Written and Illustrated by Guillaume Long
Published by Oni Press

 

My wife collects cookbooks but she doesn’t cook. I love to cook but rarely use a cookbook.

A few years back, though, a publisher hired me to test recipes in order to publicize a new Italian slow cooker cookbook. They paid for a new slow cooker and reimbursed my grocery ingredients bill each week. Every Sunday, I would choose one recipe from the book and try it out—preferably something with one or more ingredients I had never before tried or worked with. I’d create the dish in the morning and later in the day, my wife and I would always have someone over to try the resulting meal along with us. Then, I would blog about the results, which usually turned out quite well by following the book’s recipes. Last I heard, though, the book was canceled.

My point being, as I said, I love to cook.

The cookbook at hand today, however, was NOT canceled.  It’s not even an actual cookbook…or certainly not a typical one. More a FOOD book, To Drink and to Eat—Tastes and Techniques from a French Kitchen is a new edition of a book originally released in France in 2012 by Guillaume Long. It collects his often-brilliant comic strips on food which originally ran in the French paper, Le Monde.

Described in a hilarious new Foreword by chef Nguyen Tran (Starry Kitchen) as a “creative memoir cookbook,” that is precisely what it is. Long himself is both our narrator and a character as he explores various aspects of edible creations and his sometimes interactions with them.

Basically, it’s comic strips about foods and recipes.

Long’s art is charming. To my eye, the black and white (or black and sepia?) pages strongly evoke the style of the young, Help!-era Robert Crumb, especially his buildings. The color pages pop up throughout, though, too, and have a much slicker look. His writing is cute and funny, too, even in its English translations.

But all of it is about food.
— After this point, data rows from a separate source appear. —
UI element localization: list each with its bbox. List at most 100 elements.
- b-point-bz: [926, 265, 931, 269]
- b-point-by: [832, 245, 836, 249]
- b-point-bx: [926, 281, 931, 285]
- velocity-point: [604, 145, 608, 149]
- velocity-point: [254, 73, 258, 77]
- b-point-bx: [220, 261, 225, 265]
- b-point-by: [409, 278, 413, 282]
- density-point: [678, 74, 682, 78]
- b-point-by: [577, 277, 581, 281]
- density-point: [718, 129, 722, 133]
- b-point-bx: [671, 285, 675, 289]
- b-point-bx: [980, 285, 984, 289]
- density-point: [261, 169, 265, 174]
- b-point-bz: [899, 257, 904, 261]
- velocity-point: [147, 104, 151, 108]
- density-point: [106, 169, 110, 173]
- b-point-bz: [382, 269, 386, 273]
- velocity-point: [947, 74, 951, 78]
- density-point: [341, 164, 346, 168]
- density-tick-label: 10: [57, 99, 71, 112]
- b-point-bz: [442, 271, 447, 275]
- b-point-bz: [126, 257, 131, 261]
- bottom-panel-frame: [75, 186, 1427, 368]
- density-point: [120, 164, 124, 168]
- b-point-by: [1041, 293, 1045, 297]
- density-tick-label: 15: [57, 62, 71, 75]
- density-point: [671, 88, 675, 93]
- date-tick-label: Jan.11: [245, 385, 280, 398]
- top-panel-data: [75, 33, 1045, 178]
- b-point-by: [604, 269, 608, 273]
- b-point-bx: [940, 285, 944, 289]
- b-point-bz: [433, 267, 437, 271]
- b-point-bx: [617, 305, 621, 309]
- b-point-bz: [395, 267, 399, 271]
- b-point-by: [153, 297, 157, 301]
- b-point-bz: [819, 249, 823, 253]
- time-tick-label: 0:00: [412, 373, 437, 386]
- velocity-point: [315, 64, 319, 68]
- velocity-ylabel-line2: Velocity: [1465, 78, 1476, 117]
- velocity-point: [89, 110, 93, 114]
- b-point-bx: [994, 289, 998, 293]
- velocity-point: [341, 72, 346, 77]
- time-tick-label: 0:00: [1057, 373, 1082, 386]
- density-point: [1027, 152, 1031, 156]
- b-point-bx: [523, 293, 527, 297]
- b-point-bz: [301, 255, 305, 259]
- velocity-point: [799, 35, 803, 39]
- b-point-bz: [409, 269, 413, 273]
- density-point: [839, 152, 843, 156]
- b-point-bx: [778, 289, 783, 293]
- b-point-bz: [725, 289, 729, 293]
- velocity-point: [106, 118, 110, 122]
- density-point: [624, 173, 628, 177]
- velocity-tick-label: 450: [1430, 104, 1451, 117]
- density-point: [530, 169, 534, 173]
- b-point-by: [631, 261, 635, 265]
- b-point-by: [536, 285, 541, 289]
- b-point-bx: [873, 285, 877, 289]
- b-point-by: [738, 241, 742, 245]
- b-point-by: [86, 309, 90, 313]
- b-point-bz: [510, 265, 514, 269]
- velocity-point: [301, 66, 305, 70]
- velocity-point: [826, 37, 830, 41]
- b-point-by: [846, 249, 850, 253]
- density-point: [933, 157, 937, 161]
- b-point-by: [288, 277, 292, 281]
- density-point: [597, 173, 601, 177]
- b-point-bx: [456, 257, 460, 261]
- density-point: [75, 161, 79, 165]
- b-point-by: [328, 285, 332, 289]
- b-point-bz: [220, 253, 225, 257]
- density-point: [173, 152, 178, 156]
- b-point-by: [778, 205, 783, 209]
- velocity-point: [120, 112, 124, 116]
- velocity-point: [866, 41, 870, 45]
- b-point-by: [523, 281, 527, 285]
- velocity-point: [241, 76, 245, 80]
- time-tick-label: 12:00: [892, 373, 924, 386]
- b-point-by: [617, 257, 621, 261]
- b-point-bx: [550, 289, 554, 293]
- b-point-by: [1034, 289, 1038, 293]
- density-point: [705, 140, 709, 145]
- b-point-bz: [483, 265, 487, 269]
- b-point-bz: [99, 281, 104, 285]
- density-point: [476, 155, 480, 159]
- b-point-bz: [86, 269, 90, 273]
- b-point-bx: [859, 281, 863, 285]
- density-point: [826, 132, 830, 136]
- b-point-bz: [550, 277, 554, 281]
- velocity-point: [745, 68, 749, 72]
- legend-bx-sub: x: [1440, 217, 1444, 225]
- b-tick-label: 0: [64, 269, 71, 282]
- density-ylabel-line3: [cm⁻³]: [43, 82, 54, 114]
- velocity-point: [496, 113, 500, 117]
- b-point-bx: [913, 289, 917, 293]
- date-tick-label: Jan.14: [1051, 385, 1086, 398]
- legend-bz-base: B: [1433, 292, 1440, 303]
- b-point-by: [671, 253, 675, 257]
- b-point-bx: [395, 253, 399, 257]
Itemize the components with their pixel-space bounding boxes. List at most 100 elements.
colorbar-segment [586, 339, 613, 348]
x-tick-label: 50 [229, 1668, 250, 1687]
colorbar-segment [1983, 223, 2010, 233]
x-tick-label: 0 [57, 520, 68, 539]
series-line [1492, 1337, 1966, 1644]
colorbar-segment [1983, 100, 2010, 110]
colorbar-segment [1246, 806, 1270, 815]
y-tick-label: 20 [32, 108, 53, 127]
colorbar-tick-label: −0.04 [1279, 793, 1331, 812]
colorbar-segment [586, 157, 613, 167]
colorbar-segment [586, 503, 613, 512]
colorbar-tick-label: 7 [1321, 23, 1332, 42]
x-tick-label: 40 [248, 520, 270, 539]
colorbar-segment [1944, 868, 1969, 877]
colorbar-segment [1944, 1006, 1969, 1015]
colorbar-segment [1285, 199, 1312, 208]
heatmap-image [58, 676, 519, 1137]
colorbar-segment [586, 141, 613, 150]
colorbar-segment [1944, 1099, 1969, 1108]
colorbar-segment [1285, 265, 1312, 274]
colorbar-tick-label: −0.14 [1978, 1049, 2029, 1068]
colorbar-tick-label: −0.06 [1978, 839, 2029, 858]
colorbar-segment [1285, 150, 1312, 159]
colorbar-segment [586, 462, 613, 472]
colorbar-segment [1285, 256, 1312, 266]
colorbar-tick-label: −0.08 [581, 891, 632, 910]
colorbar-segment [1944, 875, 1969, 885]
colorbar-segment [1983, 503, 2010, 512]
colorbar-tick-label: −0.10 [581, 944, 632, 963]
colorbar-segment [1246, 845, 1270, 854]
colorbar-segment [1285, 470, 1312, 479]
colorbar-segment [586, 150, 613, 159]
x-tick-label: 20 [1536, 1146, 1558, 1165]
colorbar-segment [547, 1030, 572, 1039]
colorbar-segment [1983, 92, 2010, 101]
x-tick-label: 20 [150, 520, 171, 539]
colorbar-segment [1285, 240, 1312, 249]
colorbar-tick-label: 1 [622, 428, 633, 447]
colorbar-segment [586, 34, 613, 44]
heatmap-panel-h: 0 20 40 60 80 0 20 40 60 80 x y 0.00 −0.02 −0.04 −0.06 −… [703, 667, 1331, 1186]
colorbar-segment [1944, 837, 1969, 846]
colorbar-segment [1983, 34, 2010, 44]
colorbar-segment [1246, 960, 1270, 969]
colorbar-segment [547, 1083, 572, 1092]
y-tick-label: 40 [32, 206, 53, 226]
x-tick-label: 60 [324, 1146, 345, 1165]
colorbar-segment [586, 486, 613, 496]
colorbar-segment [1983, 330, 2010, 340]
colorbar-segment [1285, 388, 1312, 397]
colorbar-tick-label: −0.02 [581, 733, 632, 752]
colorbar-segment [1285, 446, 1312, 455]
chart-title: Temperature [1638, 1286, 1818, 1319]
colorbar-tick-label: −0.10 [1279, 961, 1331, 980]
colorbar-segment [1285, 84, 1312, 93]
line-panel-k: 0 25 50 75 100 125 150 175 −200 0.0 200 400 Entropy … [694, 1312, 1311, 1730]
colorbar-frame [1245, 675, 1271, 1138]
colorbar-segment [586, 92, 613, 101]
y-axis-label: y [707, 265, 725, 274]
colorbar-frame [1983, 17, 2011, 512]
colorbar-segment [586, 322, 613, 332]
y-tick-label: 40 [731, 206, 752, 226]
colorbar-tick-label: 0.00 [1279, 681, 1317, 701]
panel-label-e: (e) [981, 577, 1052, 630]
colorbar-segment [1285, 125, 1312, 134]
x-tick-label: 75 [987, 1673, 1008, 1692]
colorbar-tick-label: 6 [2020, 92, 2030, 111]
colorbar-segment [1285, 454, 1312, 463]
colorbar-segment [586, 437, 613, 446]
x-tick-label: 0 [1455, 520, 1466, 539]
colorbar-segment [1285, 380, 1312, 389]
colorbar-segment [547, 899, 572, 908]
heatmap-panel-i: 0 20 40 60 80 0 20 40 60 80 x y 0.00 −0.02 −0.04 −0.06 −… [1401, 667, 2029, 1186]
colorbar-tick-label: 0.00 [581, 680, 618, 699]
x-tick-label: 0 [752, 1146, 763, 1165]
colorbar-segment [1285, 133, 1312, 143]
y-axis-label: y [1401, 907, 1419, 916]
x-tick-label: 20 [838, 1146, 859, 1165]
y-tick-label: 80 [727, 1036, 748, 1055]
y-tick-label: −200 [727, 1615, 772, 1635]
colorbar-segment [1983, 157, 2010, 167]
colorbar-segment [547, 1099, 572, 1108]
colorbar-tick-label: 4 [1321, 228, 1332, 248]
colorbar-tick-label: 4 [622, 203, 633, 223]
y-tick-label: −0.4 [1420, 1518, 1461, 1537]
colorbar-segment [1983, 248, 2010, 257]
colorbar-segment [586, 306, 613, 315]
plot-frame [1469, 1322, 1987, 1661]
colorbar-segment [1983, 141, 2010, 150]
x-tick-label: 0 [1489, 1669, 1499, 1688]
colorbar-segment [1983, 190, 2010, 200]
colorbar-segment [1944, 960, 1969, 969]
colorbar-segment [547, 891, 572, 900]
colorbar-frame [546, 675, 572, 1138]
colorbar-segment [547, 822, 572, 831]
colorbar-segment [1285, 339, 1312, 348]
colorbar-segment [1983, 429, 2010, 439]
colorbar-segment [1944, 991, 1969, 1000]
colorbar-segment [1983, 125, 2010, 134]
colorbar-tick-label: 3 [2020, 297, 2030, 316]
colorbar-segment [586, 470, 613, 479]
I love to read books ABOUT food, that aren’t necessarily recipe books. We have several. In this case, though, as educational and edifying as it is, it all felt a tad overwhelming, and sometimes even overly detailed. Taken in smaller doses as originally published, it would have been fine but here it just feels like too much information overload for the non-foodie.

If the Food Network is your favorite channel, then To Drink and to Eat might be for you. I liked it a lot but it really wasn’t my thing. I feel like if you were to read it for the info, you’d resent the cartoony interruptions, and if you were to read it for its fun and funny comics, you’d get tired of all the talk of food.